Markets & Finance

Stocks: No Time to Be Scared


Some market bloggers worry about what could trip up the market, while others advise investors to enjoy the gains

It took less than three months for the 30-stock Dow Jones industrial average to jump from 13,000 to 14,000, and for the most part it has quelled many big concerns. The mortgage mess and housing slowdown will only worsen (according to a veteran bond fund manager), interest rates are up, and the dollar is stumbling. And despite the recent tame core inflation numbers tracked by the government, prices for food, energy, and other essential stuff are up. (Note: Crude oil rose to $75.93 a barrel on July 19.)

Without those bugaboos, everything looks peachy, right? Experts say the mergers-and-acquisitions frenzy will continue, as there's plenty of money in private equity to go around. Earnings are beating forecasts, and that's what drives stock prices. Growth abroad is helping to boost sales and profits, while companies' increased stock buyback plans are boosting earnings per share.

Some leading market bloggers are optimistic and think it's silly to fight the tape. "While the bears continue to point out the same issues (i.e. higher energy prices, tepid consumer spending, interest rate fears, falling dollar, and housing market collapse, etc.), Wall Street isn't paying much attention," wrote Charles Kirk of The Kirk Report on July 15. "Their focus is on earnings season and expectations that the bar has been once again set low enough that good times are ahead. Let's hope they're right, but be prepared no matter what."

Evaluating the Threats

Seeking Alpha, an aggregator of market analysis, featured Sam Collins of ChangeWave predicting: "with the doomsayers still doomsaying and the shorts in a panic, it looks like the markets will continue to plow new, higher ground. After the shorts have been sufficiently beaten, you may want to take a few profits. But for now, you should join the rest of the Street at the beach but stay long stocks."

Still, Paul Hickey and Justin Walters at Bespoke's Think B.I.G. noted that there were "trigger happy sellers" immediately after the pipe explosion on New York City's east side on July 18.

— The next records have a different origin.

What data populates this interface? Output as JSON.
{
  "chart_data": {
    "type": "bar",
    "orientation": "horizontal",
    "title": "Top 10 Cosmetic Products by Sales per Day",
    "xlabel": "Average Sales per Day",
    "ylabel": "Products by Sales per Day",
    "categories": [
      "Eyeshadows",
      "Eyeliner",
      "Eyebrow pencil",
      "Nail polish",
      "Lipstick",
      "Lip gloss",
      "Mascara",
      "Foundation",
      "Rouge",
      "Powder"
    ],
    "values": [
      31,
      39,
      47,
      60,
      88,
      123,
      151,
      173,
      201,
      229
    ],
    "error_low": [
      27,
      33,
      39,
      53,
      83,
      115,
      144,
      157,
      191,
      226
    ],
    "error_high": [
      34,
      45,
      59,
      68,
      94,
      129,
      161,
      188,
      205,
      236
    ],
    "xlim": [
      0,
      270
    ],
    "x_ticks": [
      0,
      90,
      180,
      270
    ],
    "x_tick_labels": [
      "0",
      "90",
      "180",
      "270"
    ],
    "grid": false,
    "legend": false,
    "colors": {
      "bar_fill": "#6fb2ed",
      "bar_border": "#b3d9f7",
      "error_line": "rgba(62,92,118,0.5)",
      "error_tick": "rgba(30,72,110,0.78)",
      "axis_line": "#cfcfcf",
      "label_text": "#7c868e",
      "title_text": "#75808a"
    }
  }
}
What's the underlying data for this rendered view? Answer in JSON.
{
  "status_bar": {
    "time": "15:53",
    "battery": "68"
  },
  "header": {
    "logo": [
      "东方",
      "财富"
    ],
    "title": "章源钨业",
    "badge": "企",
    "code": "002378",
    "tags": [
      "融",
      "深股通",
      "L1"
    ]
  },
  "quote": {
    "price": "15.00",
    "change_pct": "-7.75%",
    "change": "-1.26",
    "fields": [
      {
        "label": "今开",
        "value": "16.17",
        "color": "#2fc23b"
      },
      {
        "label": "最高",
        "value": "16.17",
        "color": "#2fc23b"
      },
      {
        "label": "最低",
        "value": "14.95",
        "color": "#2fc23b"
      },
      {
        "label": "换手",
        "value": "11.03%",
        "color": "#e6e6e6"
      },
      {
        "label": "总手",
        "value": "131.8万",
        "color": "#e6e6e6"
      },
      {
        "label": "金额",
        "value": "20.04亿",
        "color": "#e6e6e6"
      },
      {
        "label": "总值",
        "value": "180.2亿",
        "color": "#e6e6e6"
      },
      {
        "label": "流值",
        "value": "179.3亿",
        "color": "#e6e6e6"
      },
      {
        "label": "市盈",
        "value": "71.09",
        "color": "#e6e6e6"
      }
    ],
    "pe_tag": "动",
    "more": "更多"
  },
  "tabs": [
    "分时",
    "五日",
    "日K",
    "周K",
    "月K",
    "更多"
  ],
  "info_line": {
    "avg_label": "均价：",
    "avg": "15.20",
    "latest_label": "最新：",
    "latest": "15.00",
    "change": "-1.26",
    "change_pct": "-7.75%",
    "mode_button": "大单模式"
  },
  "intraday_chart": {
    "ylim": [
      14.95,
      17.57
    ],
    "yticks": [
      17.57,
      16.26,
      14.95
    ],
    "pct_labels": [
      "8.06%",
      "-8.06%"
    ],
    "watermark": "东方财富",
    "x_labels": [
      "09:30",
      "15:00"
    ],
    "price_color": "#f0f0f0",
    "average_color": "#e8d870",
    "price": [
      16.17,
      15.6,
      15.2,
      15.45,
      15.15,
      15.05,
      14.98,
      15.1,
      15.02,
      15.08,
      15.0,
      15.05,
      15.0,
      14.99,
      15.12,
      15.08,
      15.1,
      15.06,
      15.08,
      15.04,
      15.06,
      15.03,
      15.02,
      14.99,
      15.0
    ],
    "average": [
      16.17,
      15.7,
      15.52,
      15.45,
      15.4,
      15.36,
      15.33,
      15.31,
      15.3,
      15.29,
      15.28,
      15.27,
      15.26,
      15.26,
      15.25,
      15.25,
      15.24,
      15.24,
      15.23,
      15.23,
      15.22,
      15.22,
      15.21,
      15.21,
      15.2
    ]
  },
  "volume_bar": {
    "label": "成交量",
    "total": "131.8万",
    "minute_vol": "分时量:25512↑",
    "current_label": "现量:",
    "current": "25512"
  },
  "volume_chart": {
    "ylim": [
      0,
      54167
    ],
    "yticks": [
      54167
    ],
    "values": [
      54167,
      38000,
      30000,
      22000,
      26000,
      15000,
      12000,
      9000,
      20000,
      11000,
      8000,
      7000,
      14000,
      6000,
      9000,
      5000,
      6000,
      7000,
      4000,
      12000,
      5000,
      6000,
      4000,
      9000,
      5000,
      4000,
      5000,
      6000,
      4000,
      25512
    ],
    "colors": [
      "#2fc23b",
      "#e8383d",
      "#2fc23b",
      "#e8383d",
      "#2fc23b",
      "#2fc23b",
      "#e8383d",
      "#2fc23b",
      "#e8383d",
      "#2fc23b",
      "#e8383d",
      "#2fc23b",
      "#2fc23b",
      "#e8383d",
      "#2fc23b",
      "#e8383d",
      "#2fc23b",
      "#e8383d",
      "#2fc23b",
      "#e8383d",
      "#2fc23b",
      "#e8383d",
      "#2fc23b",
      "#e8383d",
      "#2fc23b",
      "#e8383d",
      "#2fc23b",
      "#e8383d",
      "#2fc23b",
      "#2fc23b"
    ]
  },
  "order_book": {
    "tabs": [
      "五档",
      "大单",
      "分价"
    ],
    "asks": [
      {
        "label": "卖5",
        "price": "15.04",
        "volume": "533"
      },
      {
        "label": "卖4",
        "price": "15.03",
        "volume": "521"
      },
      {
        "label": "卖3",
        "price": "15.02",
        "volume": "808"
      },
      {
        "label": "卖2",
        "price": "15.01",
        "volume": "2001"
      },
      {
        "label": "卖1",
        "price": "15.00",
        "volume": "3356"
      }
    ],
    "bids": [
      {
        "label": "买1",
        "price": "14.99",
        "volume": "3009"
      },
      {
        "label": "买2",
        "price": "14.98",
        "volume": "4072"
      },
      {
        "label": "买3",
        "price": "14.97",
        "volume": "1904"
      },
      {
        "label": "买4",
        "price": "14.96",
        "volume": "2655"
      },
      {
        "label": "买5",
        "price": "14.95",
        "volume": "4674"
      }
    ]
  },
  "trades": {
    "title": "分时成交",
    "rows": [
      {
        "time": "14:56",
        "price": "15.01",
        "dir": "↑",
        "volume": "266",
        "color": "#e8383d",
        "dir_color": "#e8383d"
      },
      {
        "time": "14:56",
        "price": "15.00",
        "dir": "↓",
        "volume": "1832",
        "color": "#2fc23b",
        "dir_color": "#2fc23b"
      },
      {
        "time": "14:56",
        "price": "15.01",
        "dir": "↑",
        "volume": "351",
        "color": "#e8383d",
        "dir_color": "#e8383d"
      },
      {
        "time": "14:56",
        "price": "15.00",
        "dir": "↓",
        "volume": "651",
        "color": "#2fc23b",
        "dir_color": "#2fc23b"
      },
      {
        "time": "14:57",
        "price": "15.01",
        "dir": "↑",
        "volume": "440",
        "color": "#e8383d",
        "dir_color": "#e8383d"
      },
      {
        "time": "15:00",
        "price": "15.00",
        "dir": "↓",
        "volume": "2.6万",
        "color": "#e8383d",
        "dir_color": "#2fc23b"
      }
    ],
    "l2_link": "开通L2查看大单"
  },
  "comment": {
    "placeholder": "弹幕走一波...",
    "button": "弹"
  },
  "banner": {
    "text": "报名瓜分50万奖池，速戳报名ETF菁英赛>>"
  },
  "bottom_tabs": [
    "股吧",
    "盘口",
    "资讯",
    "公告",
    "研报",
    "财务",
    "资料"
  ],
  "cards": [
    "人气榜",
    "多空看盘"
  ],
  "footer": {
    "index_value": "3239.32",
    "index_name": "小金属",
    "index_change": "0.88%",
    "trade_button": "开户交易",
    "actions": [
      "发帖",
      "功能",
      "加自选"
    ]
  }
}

Indeed, the 14,000 milestone gives a chance for worriers to wonder what will take the market off its pedestal. Barry Ritholtz at The Big Picture suspects that the markets have already discounted all the threats. "Rather, what is more likely to derail the markets is something not well known or highly expected: Consider a major rally in the dollar, 7% interest rate, collapse of a major trading partner, sudden loss of liquidity, famine in a developed nation, war with Iran, $100+ oil, political turmoil in the U.S.—something that is not currently on anyone's radar screen," Ritholtz wrote.

For Now, No Exit

Another worrier of the unknown is Roger Nusbaum at Random Roger's Big Picture. He pointed out on July 17 that Argentina's Merval stock market index was down almost 2% the day earlier amid news that its economy minister resigned because she could not explain why there was a satchel in her office that contained the equivalent of $64,000. "This serves as a reminder that there is still the potential for corruption to exist in popular, exotic investment destinations," he says, adding that "things that cannot be planned for will still come along every now and then which serves to increase volatility."

However, at this time, it's important to not make big bets to exit the market, says Nusbaum as he points to the latest weekly commentary from fund manager John Hussman.

Meanwhile, Douglas McIntyre at 24/7 Wall St. seeks to predict a timeframe for the next dip. "If the market is going to drop, it is likely to be between now and the end of earnings season, a month from now. And several large companies would probably have to put out disappointing numbers," McIntyre theorizes. "Despite rumors to the contrary, the market can't go up forever, and there are increasing signs that it could go down a lot."

McCormack is senior producer for BusinessWeek.com's Investing channel.